La renuncia de Benedicto XVI nos cogió a todos por sorpresa. Fue tan imperioso
que fuera él quien sucediera al gigante polaco, así como tan diáfano su
magisterio (escribió y habló para el pueblo desde la sabiduría de un auténtico
Salomón), que acabó con las barreras del prejuicio con el que fue recibido por
la intelectualidad laicista. Al menos en Europa, leer a Benedicto se convirtió
en un marchamo de prestigio en el ateneo del pensamiento, incluso entre quienes
jugaron a escandalizarse con el discurso de Ratisbona (equilibrado, didáctico y
veraz). En su voz, en sus gestos, en su mensaje, descubrimos que el papa alemán
era todo ternura en un altísimo pensamiento teológico. Por todo esto el
maremagno ante aquel adiós repentino. Muchos los interpretaron como una
rendición ante las intrigas de los correveidiles vaticanos. ¿Le hicieron
sufrir? Sin duda, aunque los años al frente de la Sagrada Congregación para la
Doctrina de la Fe le habían curado de espanto. Así que fue más su debilidad
física que las novelitas protagonizadas por los cabecillas del más rancio
clericalismo.
Con todo, es curiosa la contundencia con la que Francisco se ha referido
una y otra vez a ese clericalismo, dominio abusivo que por razón de la sotana o
de la carrera eclesiástica ejercen algunos pastores sobre la grey. El papa
argentino tiene bien experimentado lo nocivo de ese tipo de autoridad,
contrario a la vivencia del pastor «que huele a oveja». En los
efectos perniciosos del clericalismo se esconde la raíz de todos los escándalos
que ensombrecen la Iglesia de nuestro tiempo.
Estos cinco años de Francisco se caracterizan por un auténtico sacerdocio
ministerial. Quizá en ese empeño por ofrecer al mundo lo que debe ser un cura
de almas, ha renunciado a buena parte de los oropeles que con toda justicia
corresponden al Sumo Pontífice.
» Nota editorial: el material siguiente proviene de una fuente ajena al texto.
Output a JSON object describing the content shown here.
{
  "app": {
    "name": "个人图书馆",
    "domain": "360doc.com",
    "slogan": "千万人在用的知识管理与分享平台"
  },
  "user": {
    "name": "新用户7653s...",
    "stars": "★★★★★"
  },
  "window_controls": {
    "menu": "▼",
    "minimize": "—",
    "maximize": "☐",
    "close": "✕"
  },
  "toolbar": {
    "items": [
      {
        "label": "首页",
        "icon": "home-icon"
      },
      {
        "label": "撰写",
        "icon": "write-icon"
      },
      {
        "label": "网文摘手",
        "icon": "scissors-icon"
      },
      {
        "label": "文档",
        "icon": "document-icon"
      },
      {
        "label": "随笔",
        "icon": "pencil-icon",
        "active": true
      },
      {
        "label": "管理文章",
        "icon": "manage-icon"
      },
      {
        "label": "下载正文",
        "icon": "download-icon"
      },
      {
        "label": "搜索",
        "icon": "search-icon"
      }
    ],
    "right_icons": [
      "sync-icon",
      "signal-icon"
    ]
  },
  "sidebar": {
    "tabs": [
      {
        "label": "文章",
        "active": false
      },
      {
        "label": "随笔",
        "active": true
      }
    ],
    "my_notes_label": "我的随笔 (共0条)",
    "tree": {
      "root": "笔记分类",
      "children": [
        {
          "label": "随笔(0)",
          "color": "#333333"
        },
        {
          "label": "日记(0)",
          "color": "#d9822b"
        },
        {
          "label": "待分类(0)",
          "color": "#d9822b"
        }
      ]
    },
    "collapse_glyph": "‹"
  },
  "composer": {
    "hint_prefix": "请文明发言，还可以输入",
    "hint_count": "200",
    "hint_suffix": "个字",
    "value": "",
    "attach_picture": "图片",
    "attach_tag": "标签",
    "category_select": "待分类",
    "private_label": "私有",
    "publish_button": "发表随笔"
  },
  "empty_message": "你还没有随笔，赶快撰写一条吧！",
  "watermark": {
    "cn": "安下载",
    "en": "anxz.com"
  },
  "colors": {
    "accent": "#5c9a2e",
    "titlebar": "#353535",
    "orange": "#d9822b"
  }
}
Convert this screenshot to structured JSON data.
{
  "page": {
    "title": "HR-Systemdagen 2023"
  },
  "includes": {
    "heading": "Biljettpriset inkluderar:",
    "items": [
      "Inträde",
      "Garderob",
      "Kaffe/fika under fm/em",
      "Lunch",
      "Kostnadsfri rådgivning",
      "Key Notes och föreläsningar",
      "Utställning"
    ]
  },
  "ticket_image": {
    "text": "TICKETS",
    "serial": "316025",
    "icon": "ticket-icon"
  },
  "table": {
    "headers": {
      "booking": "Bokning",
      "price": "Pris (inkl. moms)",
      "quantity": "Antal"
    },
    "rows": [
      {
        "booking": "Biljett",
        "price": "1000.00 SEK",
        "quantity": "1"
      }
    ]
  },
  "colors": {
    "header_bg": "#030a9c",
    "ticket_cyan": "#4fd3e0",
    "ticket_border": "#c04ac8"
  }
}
Un sacerdote —parece decirnos— no está para ser
servido, sino para servir. Un sacerdote no está para enredar en despachos sino
para impartir los sacramentos y ofrecer doctrina. Un sacerdote no está para
arrogarse el liderazgo de cualquier actividad social, sino para olvidarse de sí
mismo y salir al encuentro de los hombres, también de aquellos que reniegan de
la paternidad de Dios, la desconocen o se la han arrancado a la fuerza y con
lesiva maldad.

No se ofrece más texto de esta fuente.